Sedangkan mental, apa yang mau dirubah? Kalau mental yang universal itu menurut ukuran siapa? Saya setuju kalau prilaku kita yang sudah kebarat-baratan seperti para kapitalisme dikembalikan seperti jiwa bangsa Indonesia yang berjiwa kekeluargan dan kebersamaan.
Bukankah dulu janji-janji akan mau diadakan pelajaran budi pekerti masuk kurikulum pendidikan. Ide ini akan musnah kalaupun tetap dilaksanakan karena budi pekerti yang diajarkan adalah bentuk pemaksaan terhadap prilaku anak-anak kita untuk menjadi peniru bukan berasal dari dirinya yang sejati. Budi pekerti bermula dari lingkungan keluarga hingga masyarakat suatu daerah. Dapatkah menyamakan persepsi budi pekerti setiap individu yang berlainan kultur sedangkan dalam berkomunikasipun masih sering terdapat miss understanding.
Bapak-bapak yang sekarang berkuasa, ayo sekarang perbaiki mental kalian dulu seperti yang kalian maksudkan. Kami ingin menjadi bangsa Indonesia yang berkepribadian yang khas yang sejati tanpa meniru. Seperti nanti kita akan masuk Pilkada serentak, tolong perbaiki mental pendukung kalian yang kampanye masih sering ugal-ugalan bermotor ria dengan knalpot meraung-raung, ngebut di kampung kecil. Bagaimana kalian mau memimpin warga sedangkan kalian tidak becus menjinakkan pendukung kalian. Kalian boleh berjanji dengan berjuta-juta ludah membuncah tapi kami berharap satu tindakan kecil kalian akan memberikan kesejukan bagi kami dengan contoh kecil kampanye tadi.
Untukmu yang dulu mendengungkan Revolusi Mental, tak usah muluk-muluk lagi, berikan gagasan atau sosialisasi tentang mental yang dapat mengurangi dampak kerugian negara.

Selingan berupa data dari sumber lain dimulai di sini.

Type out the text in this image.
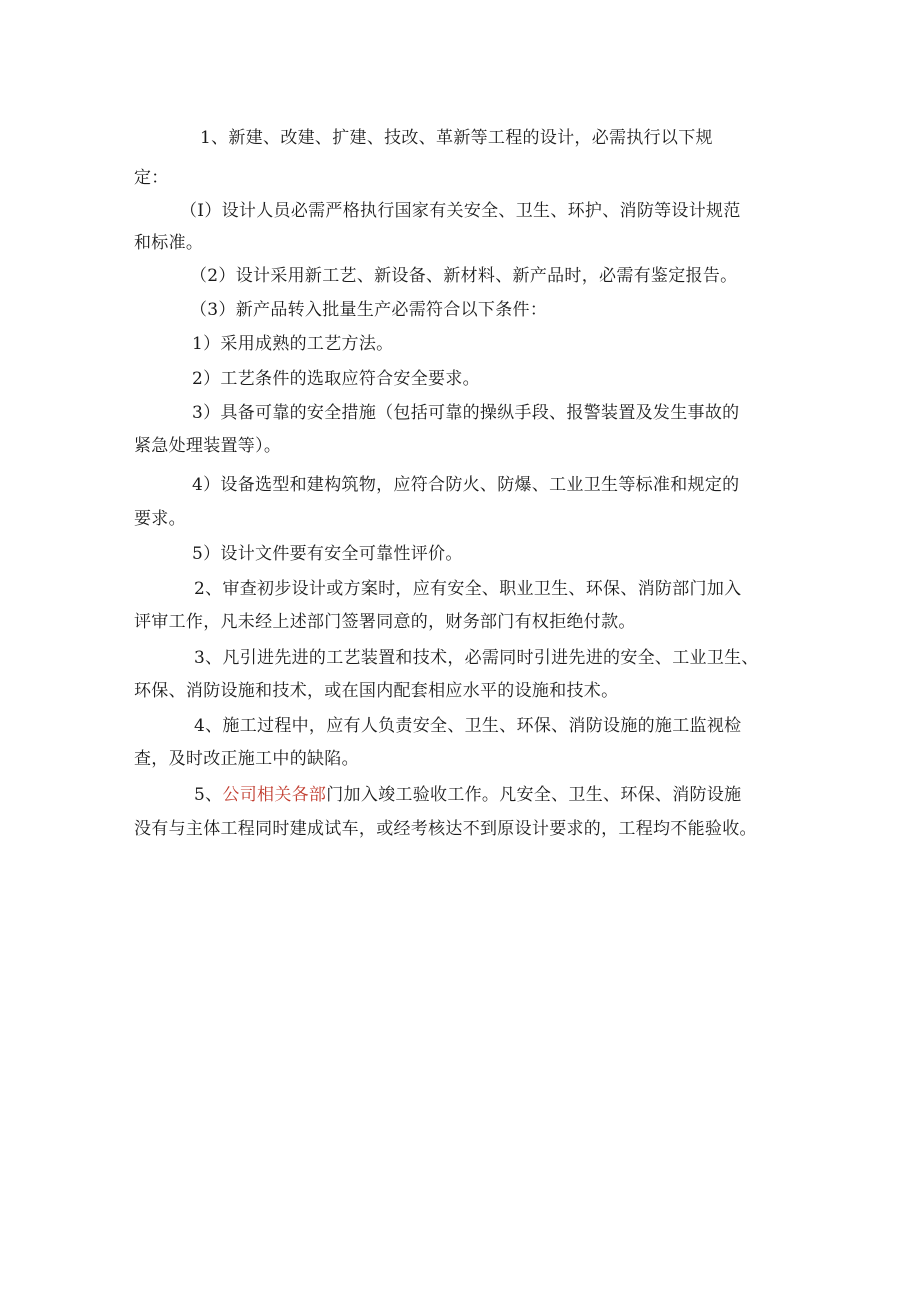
1、新建、改建、扩建、技改、革新等工程的设计，必需执行以下规
定：
（I）设计人员必需严格执行国家有关安全、卫生、环护、消防等设计规范
和标准。
（2）设计采用新工艺、新设备、新材料、新产品时，必需有鉴定报告。
（3）新产品转入批量生产必需符合以下条件：
1）采用成熟的工艺方法。
2）工艺条件的选取应符合安全要求。
3）具备可靠的安全措施（包括可靠的操纵手段、报警装置及发生事故的
紧急处理装置等）。
4）设备选型和建构筑物，应符合防火、防爆、工业卫生等标准和规定的
要求。
5）设计文件要有安全可靠性评价。
2、审查初步设计或方案时，应有安全、职业卫生、环保、消防部门加入
评审工作，凡未经上述部门签署同意的，财务部门有权拒绝付款。
3、凡引进先进的工艺装置和技术，必需同时引进先进的安全、工业卫生、
环保、消防设施和技术，或在国内配套相应水平的设施和技术。
4、施工过程中，应有人负责安全、卫生、环保、消防设施的施工监视检
查，及时改正施工中的缺陷。
5、公司相关各部门加入竣工验收工作。凡安全、卫生、环保、消防设施
没有与主体工程同时建成试车，或经考核达不到原设计要求的，工程均不能验收。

Contoh paling kecil, sosialisasikan tentang ruginya jam karet yang kerap dilakukan oleh para pejabat yaitu datang dalam suatu acara selalu terlambat alias kleyah-kleyeh tanpa penyesalan padahal kelas bawah telah menunggu berjam-jam.
Kita ingin bangsa yang tangguh bukan bangsa yang cengar-cengir alias cengengesan yang kadang ditunjukkan oleh para elite politik dalam menyikapi permasalahan. Ingat juga cita-cita suci Reformasi yaitu hapus KKN=Kolusi, Kawanisme Korupsi dan Nepotisme.
Mengapa cari pekerjaan susah ya elah akhirnya KKN juga hampir di semua departemen bahkan sampai pekerjaan swasta hinga bukan swasta bonafide. Begitu bobroknya hingga melahirkan generasi spekulatif sebagai contoh si A menginginkan menjadi seorang pegawai dan dia lulus tapi dengan menyuap meskipun sebetulnya kelulusan itu adalah murni jerih payahnya. Adapula generasi fatal yaitu si B ingin menjadi seorang pegawai tapi tidak memiliki kemapuan yang memadai lantas menyuap sehingga berakibat hilangnya SDM yang qualified untuk menduduki job description dan job performance. Sampai hari ini tidak ada pembuktian ataupun tindakan terhadap pelaku-pelaku yang sistemik.
Saya ingin sebuah kejujuran, saya hanyalah komponen bangsa yang ingin mendukung terselenggaranya negara ini sebagai negara kesejahteraan. Demi bangsa dan negara serta pemerintahan yang berdaulat.
Maju terus Indonesiaku, selamat berjuang.